As you can see from watching the Delaware River episode of Going Ike! most of the day was tough but once we figured out that we should be throwing spinnerbaits we ended up getting on them. There’s a lesson in that.
You don’t hear or see much about them these days but spinnerbaits will still catch bass when conditions are right. We proved that. That’s why I always keep a collection of them in my boat. There are times when nothing else works quite the same.
Like most of my tackle, though, I select my spinnerbaits carefully. First of all, I always carry Molix brand lures. They’re made to withstand the demands of Ike style fishing. (No one ever accused me of being gentle.) And, they come in a wide variety of sizes, weights and with several blade combinations.
You can purchase them at Tackle Warehouse. They have them in stock. If they don’t show what you want on their website give them a call. Tackle Warehouse is a first-class operation. They’ll help you in any way they can.
And that brings me to what I consider the most important thing about a spinnerbait — the blades. I carry a ton of Colorado, Willow leaf and Indiana sizes and colors. That’s critical. If you can’t customize your bait, you can’t fish the moment. You can get all the blades you’ll ever need from Tackle Warehouse.
My Colorado blades are for dirty or stained water, or when I’m fishing in deep water near the bottom. I want the hard thump they give my bait. I’ll put Willow leafs on when I want flash, like when the water’s clear and it’s sunny. The Indiana’s are in my box in case I want some thump and some flash at the same time. I throw single blades and double blades.
There are three basic ways to fish a spinnerbait, and then there’s a fourth that’s the best.
You can throw them out and wind them back. That’s a basic retrieve that’ll work under most conditions when the bass are feeding. There’s nothing wrong with fishing one like that. Jimmy Houston, Hank Parker, Roland Martin and a bunch of other guys put together darn good careers doing it.
You can also let them fall to the bottom and slow roll them back. That’s good when the bass are hugging the bottom or when you’re fishing after dark. You’ll want a Colorado blade on most of the time when you’re slow rolling.
The third way is to burn them shallow just under the surface when the water is clear and there’s plenty of light. This is a killer technique when conditions are right and the bass are actively feeding.
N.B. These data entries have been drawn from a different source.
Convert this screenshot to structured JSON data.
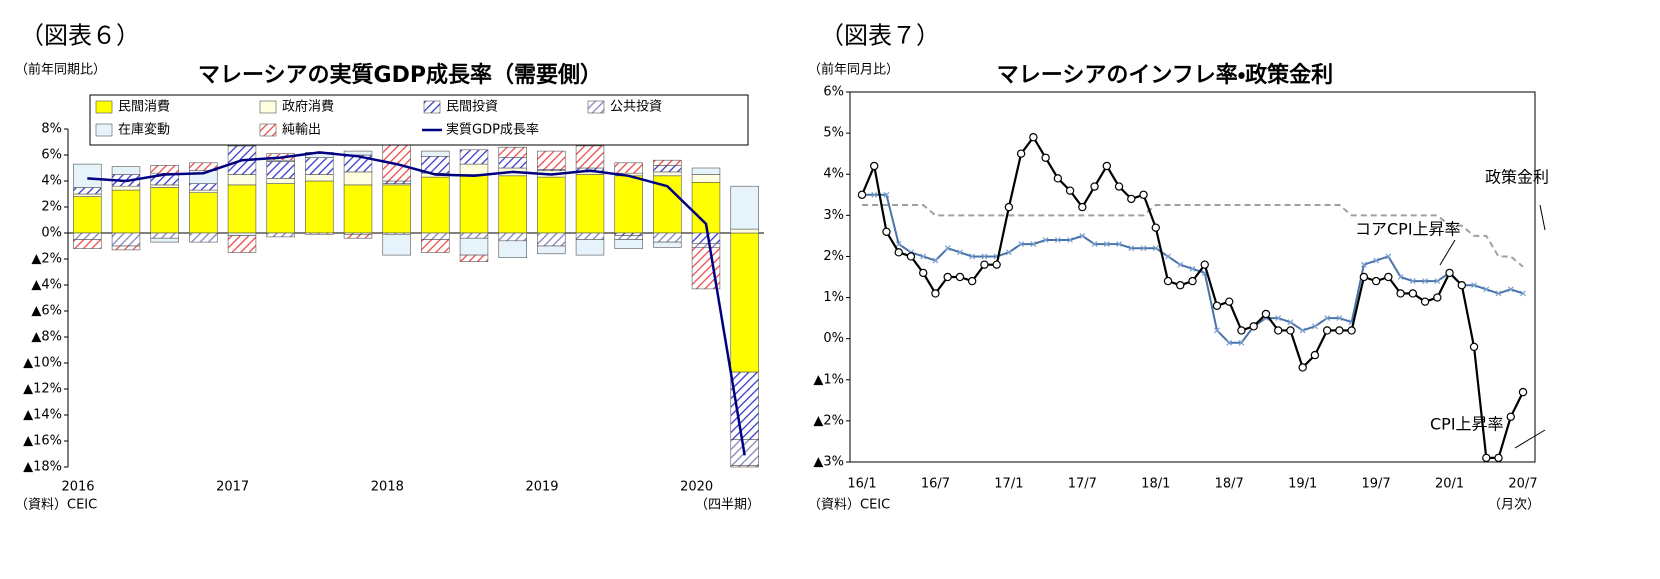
{
  "chart_data": [
    {
      "type": "bar",
      "stacked": true,
      "figure_label": "（図表６）",
      "title": "マレーシアの実質GDP成長率（需要側）",
      "y_unit_label": "（前年同期比）",
      "source": "（資料）CEIC",
      "x_unit_label": "（四半期）",
      "categories": [
        "2016",
        null,
        null,
        null,
        "2017",
        null,
        null,
        null,
        "2018",
        null,
        null,
        null,
        "2019",
        null,
        null,
        null,
        "2020",
        null
      ],
      "ylim": [
        -18,
        8
      ],
      "yticks": [
        {
          "value": 8,
          "label": "8%"
        },
        {
          "value": 6,
          "label": "6%"
        },
        {
          "value": 4,
          "label": "4%"
        },
        {
          "value": 2,
          "label": "2%"
        },
        {
          "value": 0,
          "label": "0%"
        },
        {
          "value": -2,
          "label": "▲2%"
        },
        {
          "value": -4,
          "label": "▲4%"
        },
        {
          "value": -6,
          "label": "▲6%"
        },
        {
          "value": -8,
          "label": "▲8%"
        },
        {
          "value": -10,
          "label": "▲10%"
        },
        {
          "value": -12,
          "label": "▲12%"
        },
        {
          "value": -14,
          "label": "▲14%"
        },
        {
          "value": -16,
          "label": "▲16%"
        },
        {
          "value": -18,
          "label": "▲18%"
        }
      ],
      "grid": false,
      "series": [
        {
          "name": "民間消費",
          "color": "#ffff00",
          "hatch": false,
          "values": [
            2.8,
            3.3,
            3.5,
            3.1,
            3.7,
            3.8,
            4.0,
            3.7,
            3.7,
            4.3,
            4.5,
            4.4,
            4.3,
            4.5,
            4.4,
            4.4,
            3.9,
            -10.7
          ]
        },
        {
          "name": "政府消費",
          "color": "#ffffe0",
          "hatch": false,
          "values": [
            0.2,
            0.3,
            0.2,
            0.2,
            0.8,
            0.4,
            0.5,
            1.0,
            0.1,
            0.3,
            0.8,
            0.6,
            0.5,
            0.2,
            0.2,
            0.3,
            0.6,
            0.3
          ]
        },
        {
          "name": "民間投資",
          "color": "#3333cc",
          "hatch": true,
          "values": [
            0.5,
            0.9,
            0.9,
            0.5,
            2.2,
            1.3,
            1.3,
            1.3,
            0.2,
            1.3,
            1.1,
            0.8,
            0.1,
            0.3,
            -0.2,
            0.5,
            -0.8,
            -5.2
          ]
        },
        {
          "name": "公共投資",
          "color": "#8080c0",
          "hatch": true,
          "values": [
            -0.5,
            -1.0,
            -0.4,
            -0.7,
            0.2,
            -0.3,
            -0.1,
            -0.1,
            -0.1,
            -0.5,
            -0.4,
            -0.6,
            -1.0,
            -0.5,
            -0.3,
            -0.7,
            -0.3,
            -2.0
          ]
        },
        {
          "name": "在庫変動",
          "color": "#e6f3fb",
          "hatch": false,
          "values": [
            1.8,
            0.6,
            -0.3,
            1.0,
            -0.2,
            0.1,
            0.3,
            0.3,
            -1.6,
            0.4,
            -1.3,
            -1.3,
            -0.6,
            -1.2,
            -0.7,
            -0.4,
            0.5,
            3.3
          ]
        },
        {
          "name": "純輸出",
          "color": "#ee4444",
          "hatch": true,
          "values": [
            -0.7,
            -0.3,
            0.6,
            0.6,
            -1.3,
            0.5,
            0.1,
            -0.3,
            2.8,
            -1.0,
            -0.5,
            0.8,
            1.4,
            1.7,
            0.8,
            0.4,
            -3.2,
            -0.1
          ]
        },
        {
          "name": "実質GDP成長率",
          "type": "line",
          "color": "#000080",
          "values": [
            4.2,
            4.0,
            4.5,
            4.6,
            5.6,
            5.8,
            6.2,
            5.9,
            5.3,
            4.5,
            4.4,
            4.7,
            4.5,
            4.8,
            4.4,
            3.6,
            0.7,
            -17.1
          ]
        }
      ]
    },
    {
      "type": "line",
      "figure_label": "（図表７）",
      "title": "マレーシアのインフレ率・政策金利",
      "y_unit_label": "（前年同月比）",
      "source": "（資料）CEIC",
      "x_unit_label": "（月次）",
      "categories": [
        "16/1",
        null,
        null,
        null,
        null,
        null,
        "16/7",
        null,
        null,
        null,
        null,
        null,
        "17/1",
        null,
        null,
        null,
        null,
        null,
        "17/7",
        null,
        null,
        null,
        null,
        null,
        "18/1",
        null,
        null,
        null,
        null,
        null,
        "18/7",
        null,
        null,
        null,
        null,
        null,
        "19/1",
        null,
        null,
        null,
        null,
        null,
        "19/7",
        null,
        null,
        null,
        null,
        null,
        "20/1",
        null,
        null,
        null,
        null,
        null,
        "20/7"
      ],
      "ylim": [
        -3,
        6
      ],
      "yticks": [
        {
          "value": 6,
          "label": "6%"
        },
        {
          "value": 5,
          "label": "5%"
        },
        {
          "value": 4,
          "label": "4%"
        },
        {
          "value": 3,
          "label": "3%"
        },
        {
          "value": 2,
          "label": "2%"
        },
        {
          "value": 1,
          "label": "1%"
        },
        {
          "value": 0,
          "label": "0%"
        },
        {
          "value": -1,
          "label": "▲1%"
        },
        {
          "value": -2,
          "label": "▲2%"
        },
        {
          "value": -3,
          "label": "▲3%"
        }
      ],
      "grid": false,
      "series": [
        {
          "name": "CPI上昇率",
          "color": "#000000",
          "marker": "circle",
          "dashed": false,
          "values": [
            3.5,
            4.2,
            2.6,
            2.1,
            2.0,
            1.6,
            1.1,
            1.5,
            1.5,
            1.4,
            1.8,
            1.8,
            3.2,
            4.5,
            4.9,
            4.4,
            3.9,
            3.6,
            3.2,
            3.7,
            4.2,
            3.7,
            3.4,
            3.5,
            2.7,
            1.4,
            1.3,
            1.4,
            1.8,
            0.8,
            0.9,
            0.2,
            0.3,
            0.6,
            0.2,
            0.2,
            -0.7,
            -0.4,
            0.2,
            0.2,
            0.2,
            1.5,
            1.4,
            1.5,
            1.1,
            1.1,
            0.9,
            1.0,
            1.6,
            1.3,
            -0.2,
            -2.9,
            -2.9,
            -1.9,
            -1.3
          ]
        },
        {
          "name": "コアCPI上昇率",
          "color": "#4a74a8",
          "marker": "x",
          "dashed": false,
          "values": [
            3.5,
            3.5,
            3.5,
            2.3,
            2.1,
            2.0,
            1.9,
            2.2,
            2.1,
            2.0,
            2.0,
            2.0,
            2.1,
            2.3,
            2.3,
            2.4,
            2.4,
            2.4,
            2.5,
            2.3,
            2.3,
            2.3,
            2.2,
            2.2,
            2.2,
            2.0,
            1.8,
            1.7,
            1.6,
            0.2,
            -0.1,
            -0.1,
            0.3,
            0.5,
            0.5,
            0.4,
            0.2,
            0.3,
            0.5,
            0.5,
            0.4,
            1.8,
            1.9,
            2.0,
            1.5,
            1.4,
            1.4,
            1.4,
            1.6,
            1.3,
            1.3,
            1.2,
            1.1,
            1.2,
            1.1
          ]
        },
        {
          "name": "政策金利",
          "color": "#a0a0a0",
          "marker": null,
          "dashed": true,
          "values": [
            3.25,
            3.25,
            3.25,
            3.25,
            3.25,
            3.25,
            3.0,
            3.0,
            3.0,
            3.0,
            3.0,
            3.0,
            3.0,
            3.0,
            3.0,
            3.0,
            3.0,
            3.0,
            3.0,
            3.0,
            3.0,
            3.0,
            3.0,
            3.0,
            3.25,
            3.25,
            3.25,
            3.25,
            3.25,
            3.25,
            3.25,
            3.25,
            3.25,
            3.25,
            3.25,
            3.25,
            3.25,
            3.25,
            3.25,
            3.25,
            3.0,
            3.0,
            3.0,
            3.0,
            3.0,
            3.0,
            3.0,
            3.0,
            2.75,
            2.75,
            2.5,
            2.5,
            2.0,
            2.0,
            1.75
          ]
        }
      ]
    }
  ]
}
But, the best way to bring a spinnerbait back to the boat is to snap or jerk your wrist as you wind it in. This forces the spinnerbait to change directions slightly and, at the same time, it makes the blades clack and bang together. That’s a dynamite combination of things that bass find hard to resist.
This is something that Kevin VanDam has done for years but that he doesn’t talk about much. Check out some video of him fishing a spinnerbait. Ignore the fish he’s catching and the bait he’s throwing. Concentrate on his wrist. You’ll see exactly what I’m talking about.
(I’m giving Kevin some ink because if you watched the last episode of Ike Live! you know he’s my newest best friend. Ha!)
If you’re serious about catching more bass put a handful of Molix spinnerbaits in your boat, and cover them over with a bunch of different sizes, styles and colors of blades. There’ll come a time when you’re glad you did.